KALYALYA’S MONETARY QUAGMIRE – PRICE STABILITY VS GROWTH
The argument around growth prioritization versus stabilization of prices through tighter monetary measures remains topical for the central bank. With deliberations commencing the week of 12 May, price stability remains the overarching mandate of the central bank skewing market expectations towards to rate hikes. However growth is still an outcome that must be considered. Petroleum, electricity and food price pressures are likely to lengthen the period with which the BOZ would tame inflation back to within the 6-8% target band and as such leaves the committee with limited options but to hike both the statutory reserves and the monetary policy rate.
“For the upcoming MPC announcement on 15 May, we expect the Bank of Zambia to raise the policy rate by 100 bps to 13.5%. We also forecast an additional increase in the statutory reserve ratio by 600 bps to 32%,” Dean Onyambu, Executive Head Treasury and Trading at Opportunik Global Fund said in a note.
BOND YIELDS NEED TO CLIMB HIGHER
Since the debut MPC in February, the secondary market bond curve has flattened.

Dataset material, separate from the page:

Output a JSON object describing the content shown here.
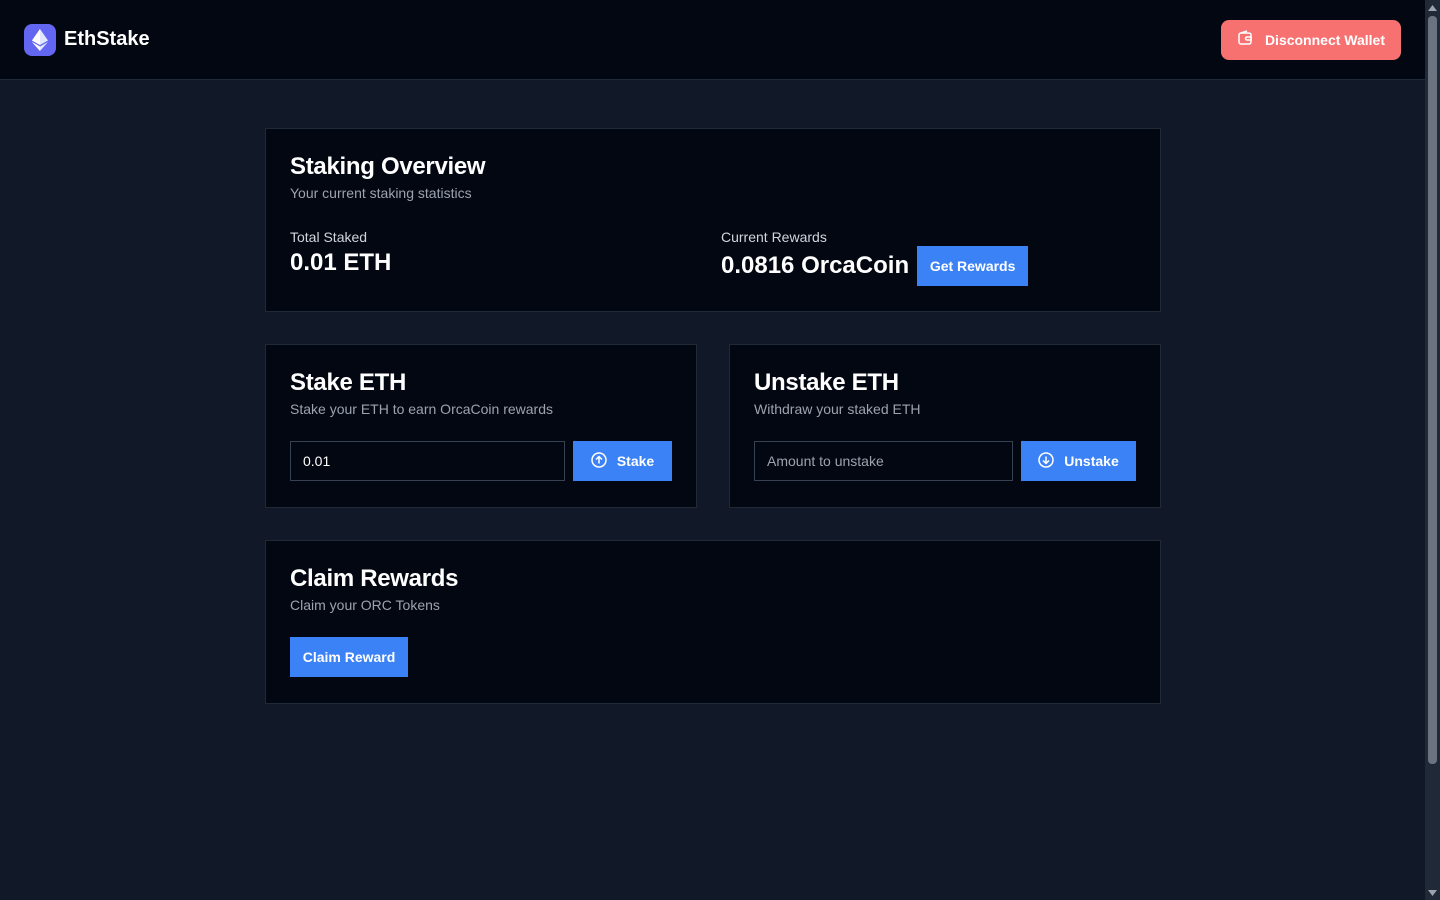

The yields for 3-year to 5-year bonds have increased by an average of 175 bps, while 7-year to 15-year bond yields have risen by an average of 95 bps. Currently, bids for the shorter end of the curve range between 22.50% and 23.25%, whereas bids for the longer end range from 24.25% to 27.25%. Due to our ongoing concerns about currency weakness and the absence of more deliberate measures to address the foreign exchange structure, such as reinstating SI-33 (de-dollarization regulation) or redirecting mining sector tax receipts back to the foreign exchange market, we would prefer to see bond yields closer to 30.00% to provide more attractive entry levels, Onyambu said.
HIGH COPPER PRICES BUT MUTED PRODUCTION
London Metal Exchange copper is trading for $9,910 a metric tonne a wave that Zambias constrained production continues to deprive the Southern African nation of tax revenues. From a base of 687,000 metric tons in 2023 there is very little to support a hypothesis of a significant jump in production for 2024 to support foreign exchange supply. Electricity supply bottlenecks could further impact mining output at a time the country is gearing for a rebound but in the long term.
LIKE A THIEF IN THE NIGHT – SRR HIKE ODDS
Precedence has been set with SRR hike announcements usually a week or two to the main MPC. This has kept the market nervous in the week around a potential cash reserve hike requirement. Zambia’s peers with elevated reserve levels include Mozambique at 39.5% and Nigeria at 50%.
Given the current structural issues in the Zambian economy characterized by widening credit risk fragilities fueled by a worsening drought situation we assign a 70% likelihood of a 600 – 900 bps cash reserve adjustment and 100 – 150 bps widening in the benchmark interest rate in Wednesdays announcement. A very minimal chance of keeping the current status quo at 5% while the remaining 25% could be to have the statutory reserves raised gradually but a 150 bps hike in the policy rate.